The L’Escorial stared at the shoulder weapon, not at the man holding it. His eyes were wild, and he gave no indication of having heard a thing Coke had said.

Coke sighed. There was such a thing as making a demonstration too effective.

He put his left hand on the gunman’s shoulder and rotated the fellow to face L’Escorial headquarters. “Go on,” he said. “Tell your bosses that this just involved a few individuals—it wasn’t important.”

Coke pushed the man gently. The L’Escorial stumbled, then broke into a shambling run around the gatepost and out of sight.

Coke turned, though it made his skin crawl to do so. Backing away from the red-painted structure would have sent a signal of weakness to the gunmen certainly watching through firing slits in the upper floor of the building.

The street was a smear of blood and pulped organs. It reflected the light of advertising signs. Coke’s bootheels shimmied as he stepped. He felt dizzy, and the stench of disemboweled corpses made him want to vomit.

A few of the bodies which the mines slammed against the courtyard wall were still alive, at least technically. Coke didn’t want to think about that. There was nothing he could do now if he wanted to. He wasn’t a medic.

He was a killer, no more and surely no less.

May the Lord give them rest; and may there be rest for the slayer, in his time.

The team, all but Barbour—visible through the open door at his console—waited outside Hathaway House for Coke’s return. Daun blinked in amazement and a certain distaste. Moden and Margulies,

the combat veterans, were grimly silent.

Johann Vierziger smiled.

“I gave a card to a citizen to deliver up the street, Matthew,” Vierziger said in his liquid voice. He gestured with an open hand toward where the Astra cordon had been. The mine blasts brought the blue-clad gunmen running a few steps toward the scene, then scurrying back into their compound to take stock. “Now what?”

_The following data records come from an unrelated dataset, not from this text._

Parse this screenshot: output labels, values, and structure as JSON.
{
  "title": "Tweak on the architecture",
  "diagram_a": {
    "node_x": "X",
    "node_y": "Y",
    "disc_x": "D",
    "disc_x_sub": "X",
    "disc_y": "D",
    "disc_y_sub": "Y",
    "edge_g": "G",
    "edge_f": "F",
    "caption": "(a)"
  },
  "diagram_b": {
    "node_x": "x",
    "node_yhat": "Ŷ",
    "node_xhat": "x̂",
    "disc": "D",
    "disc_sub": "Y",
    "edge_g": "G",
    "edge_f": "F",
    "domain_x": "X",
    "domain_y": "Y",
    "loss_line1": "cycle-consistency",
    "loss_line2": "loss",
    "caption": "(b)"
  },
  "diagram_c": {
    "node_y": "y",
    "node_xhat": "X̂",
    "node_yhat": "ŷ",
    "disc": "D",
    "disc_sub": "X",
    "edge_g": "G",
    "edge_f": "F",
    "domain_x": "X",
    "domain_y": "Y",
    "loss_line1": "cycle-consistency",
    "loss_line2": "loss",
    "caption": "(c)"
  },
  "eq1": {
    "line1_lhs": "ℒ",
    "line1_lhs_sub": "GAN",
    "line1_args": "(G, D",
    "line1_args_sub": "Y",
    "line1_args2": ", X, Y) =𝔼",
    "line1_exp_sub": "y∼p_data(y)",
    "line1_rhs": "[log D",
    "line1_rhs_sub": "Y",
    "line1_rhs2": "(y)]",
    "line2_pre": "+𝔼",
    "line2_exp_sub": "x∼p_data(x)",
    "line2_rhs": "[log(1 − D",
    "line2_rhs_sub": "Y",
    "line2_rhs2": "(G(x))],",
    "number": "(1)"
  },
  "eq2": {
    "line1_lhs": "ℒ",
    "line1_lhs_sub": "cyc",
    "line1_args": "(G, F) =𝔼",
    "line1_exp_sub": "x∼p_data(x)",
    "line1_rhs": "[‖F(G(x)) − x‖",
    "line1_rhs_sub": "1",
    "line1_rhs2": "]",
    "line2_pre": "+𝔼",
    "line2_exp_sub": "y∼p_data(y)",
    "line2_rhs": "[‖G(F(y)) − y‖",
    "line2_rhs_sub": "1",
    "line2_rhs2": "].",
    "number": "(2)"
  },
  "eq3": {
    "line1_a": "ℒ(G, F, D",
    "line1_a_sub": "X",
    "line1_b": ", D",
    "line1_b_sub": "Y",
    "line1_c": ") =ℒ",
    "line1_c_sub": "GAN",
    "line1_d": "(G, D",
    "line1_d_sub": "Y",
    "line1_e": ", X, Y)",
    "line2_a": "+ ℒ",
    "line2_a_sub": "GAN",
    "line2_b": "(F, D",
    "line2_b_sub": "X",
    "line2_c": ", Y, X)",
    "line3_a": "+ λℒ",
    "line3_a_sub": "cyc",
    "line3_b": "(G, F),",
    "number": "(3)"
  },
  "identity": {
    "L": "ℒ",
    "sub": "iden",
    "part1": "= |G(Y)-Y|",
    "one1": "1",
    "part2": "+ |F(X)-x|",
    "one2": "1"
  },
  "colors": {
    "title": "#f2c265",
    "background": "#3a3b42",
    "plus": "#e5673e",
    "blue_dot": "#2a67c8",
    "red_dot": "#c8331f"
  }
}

“Now,” said Matthew Coke, “you await developments here, and I take care of some personal business.”

Coke stepped into the lobby of Hathaway House. He was shaking. He hadn’t done anything to burn off the adrenaline with which his body had pumped itself in preparation for fight or flight.

The Hathaways stood with arms entwined about one another’s shoulders and their other hands linked at waist level. Georg was blank-faced. Evie’s expression was one of slowly dawning joy.

The three men from the saloon now stood in the broad archway where the alcove joined the lobby. One of the policemen opened and closed his mouth like a fish gasping silently on the dock. The third man, a civilian whose ragged clothing had once been of good quality, still carried his drink. He didn’t look particularly interested, in the carnage or in anything else.

Coke tossed the 2-cm weapon to Margulies. She caught it at the balance. He still had a pistol in a belt holster beneath his jacket.

He thought of taking off the armored vest, but after a moment he decided not to waste the time. “You,” he said to a policeman. “Does that shock baton work? Give it to me.”

“Huh?”

Vierziger stepped behind the man and slid the fifty-centimeter rod from its sheath.